FIG. 6 is a circuit diagram corresponding to the functional block diagram shown in FIG. 4. A window detector 13 receives two input signals and has two control input signals, a most significant bit (MSB; MSB = most significant bit) and a least significant bit (LSB; LSB = least significant bit). The LSB and MSB input signals correspond to the high and low voltage limits. The output signal of the window detector is received by a buffer and a low pass filter 15 . A hysteresis comparator 17 receives as input signals the output signal of the buffer and low-pass filter 15 and a voltage threshold signal.

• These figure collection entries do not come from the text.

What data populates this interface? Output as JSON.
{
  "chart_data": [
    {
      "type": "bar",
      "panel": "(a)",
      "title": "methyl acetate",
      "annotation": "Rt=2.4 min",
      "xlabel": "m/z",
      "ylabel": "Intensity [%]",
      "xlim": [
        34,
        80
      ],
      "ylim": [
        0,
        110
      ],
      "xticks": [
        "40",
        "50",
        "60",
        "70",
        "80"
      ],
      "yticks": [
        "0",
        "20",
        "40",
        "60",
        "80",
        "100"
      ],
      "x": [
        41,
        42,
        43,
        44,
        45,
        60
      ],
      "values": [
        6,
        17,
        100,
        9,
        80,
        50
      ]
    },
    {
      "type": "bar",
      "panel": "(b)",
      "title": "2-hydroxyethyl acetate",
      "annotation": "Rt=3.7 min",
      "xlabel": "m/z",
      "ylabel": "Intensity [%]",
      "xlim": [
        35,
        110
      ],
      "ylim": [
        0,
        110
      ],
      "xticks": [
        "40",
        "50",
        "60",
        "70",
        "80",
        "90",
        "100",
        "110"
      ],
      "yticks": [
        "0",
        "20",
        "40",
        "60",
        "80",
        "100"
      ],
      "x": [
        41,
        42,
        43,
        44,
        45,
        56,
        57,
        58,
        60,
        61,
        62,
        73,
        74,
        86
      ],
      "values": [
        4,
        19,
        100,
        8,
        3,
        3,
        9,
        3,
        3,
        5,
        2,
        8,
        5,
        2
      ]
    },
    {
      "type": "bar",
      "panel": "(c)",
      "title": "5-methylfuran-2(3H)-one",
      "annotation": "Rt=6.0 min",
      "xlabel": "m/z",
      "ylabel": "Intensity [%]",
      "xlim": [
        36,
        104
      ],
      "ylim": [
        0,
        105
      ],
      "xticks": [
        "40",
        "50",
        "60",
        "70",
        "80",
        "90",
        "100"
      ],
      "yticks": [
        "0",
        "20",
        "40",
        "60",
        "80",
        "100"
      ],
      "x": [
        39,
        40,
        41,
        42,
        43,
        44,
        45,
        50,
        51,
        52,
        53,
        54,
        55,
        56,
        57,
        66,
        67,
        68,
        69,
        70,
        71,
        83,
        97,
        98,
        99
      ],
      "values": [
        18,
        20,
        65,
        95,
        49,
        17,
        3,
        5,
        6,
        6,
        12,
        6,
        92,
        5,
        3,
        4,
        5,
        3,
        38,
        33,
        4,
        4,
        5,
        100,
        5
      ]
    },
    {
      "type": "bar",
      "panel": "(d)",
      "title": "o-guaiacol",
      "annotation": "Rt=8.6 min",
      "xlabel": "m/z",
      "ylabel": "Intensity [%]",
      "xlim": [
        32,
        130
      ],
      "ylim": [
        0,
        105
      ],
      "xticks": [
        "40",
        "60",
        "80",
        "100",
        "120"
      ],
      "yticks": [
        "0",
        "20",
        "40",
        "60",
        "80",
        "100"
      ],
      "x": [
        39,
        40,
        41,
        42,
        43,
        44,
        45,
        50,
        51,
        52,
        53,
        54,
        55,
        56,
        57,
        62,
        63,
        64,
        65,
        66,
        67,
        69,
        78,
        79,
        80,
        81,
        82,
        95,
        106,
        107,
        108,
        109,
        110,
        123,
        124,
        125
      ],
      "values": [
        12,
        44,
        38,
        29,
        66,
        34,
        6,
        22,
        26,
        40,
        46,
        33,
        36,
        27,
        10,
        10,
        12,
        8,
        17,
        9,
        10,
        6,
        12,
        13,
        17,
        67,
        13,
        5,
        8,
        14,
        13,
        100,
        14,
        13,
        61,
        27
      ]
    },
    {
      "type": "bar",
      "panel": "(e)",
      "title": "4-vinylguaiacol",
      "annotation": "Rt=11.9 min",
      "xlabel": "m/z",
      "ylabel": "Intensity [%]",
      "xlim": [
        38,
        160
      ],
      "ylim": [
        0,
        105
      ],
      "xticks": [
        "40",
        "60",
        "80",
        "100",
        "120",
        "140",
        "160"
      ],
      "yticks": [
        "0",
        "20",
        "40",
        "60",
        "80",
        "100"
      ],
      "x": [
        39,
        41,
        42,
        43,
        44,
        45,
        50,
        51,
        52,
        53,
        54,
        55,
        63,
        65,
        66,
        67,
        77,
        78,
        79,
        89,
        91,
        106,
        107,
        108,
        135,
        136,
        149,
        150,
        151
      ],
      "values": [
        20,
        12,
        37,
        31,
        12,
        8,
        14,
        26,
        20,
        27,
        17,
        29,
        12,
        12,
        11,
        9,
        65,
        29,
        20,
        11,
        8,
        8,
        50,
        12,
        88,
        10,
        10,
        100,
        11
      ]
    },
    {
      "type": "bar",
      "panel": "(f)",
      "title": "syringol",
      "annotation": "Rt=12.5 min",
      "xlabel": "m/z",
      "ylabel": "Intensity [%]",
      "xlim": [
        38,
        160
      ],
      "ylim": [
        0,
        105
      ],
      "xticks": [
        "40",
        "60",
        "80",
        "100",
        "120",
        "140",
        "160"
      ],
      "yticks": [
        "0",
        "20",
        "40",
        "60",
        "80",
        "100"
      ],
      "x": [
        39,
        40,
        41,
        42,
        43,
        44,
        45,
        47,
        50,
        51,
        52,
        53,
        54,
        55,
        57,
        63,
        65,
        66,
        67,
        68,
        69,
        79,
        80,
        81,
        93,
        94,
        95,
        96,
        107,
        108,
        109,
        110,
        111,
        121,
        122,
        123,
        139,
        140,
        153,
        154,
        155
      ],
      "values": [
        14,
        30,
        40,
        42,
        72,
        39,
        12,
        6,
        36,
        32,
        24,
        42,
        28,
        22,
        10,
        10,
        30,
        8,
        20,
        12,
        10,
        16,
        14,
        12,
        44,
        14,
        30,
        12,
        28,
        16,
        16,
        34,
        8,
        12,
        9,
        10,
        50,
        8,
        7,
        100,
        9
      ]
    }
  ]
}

The output signal of the hysteresis comparator 17 shows the average power of the input signal.

Claims (4)

1. Difference loss from signal circuit, which has the following features:
a window detector ( 13 ) with a low (VL) and a high voltage limit (VH) receiving an input signal (Vin);
a low pass filter ( 15 ) having an output signal and connected to the window detector ( 13 ); and
a differential comparator ( 17 ) for comparing the output signal with a threshold voltage signal and for providing an output signal indicative of the average power of the input signal. 2. Difference loss from signal circuit according to claim 1, wherein the window detector further comprises:
a high comparator ( 138 ) having an output and receiving the input signal (Vin) and the high voltage limit (VH); and
a low comparator ( 13 A), which has an output and receives the input signal (Vin) and a low voltage limit (VL). 3. Difference loss from signal circuit according to claim 1 or 2, wherein the low-pass filter ( 15 ) further comprises the following features:
a resistor ( 15 A) connected to the window detector; and
a capacitor ( 15 B) which is connected between the resistor ( 15 A) and the ground. 4. Difference loss from signal circuit according to one of claims 1 to 3, further comprising a logic AND gate ( 14 ) which is arranged between the window detector ( 13 ) and the low-pass filter ( 15 ).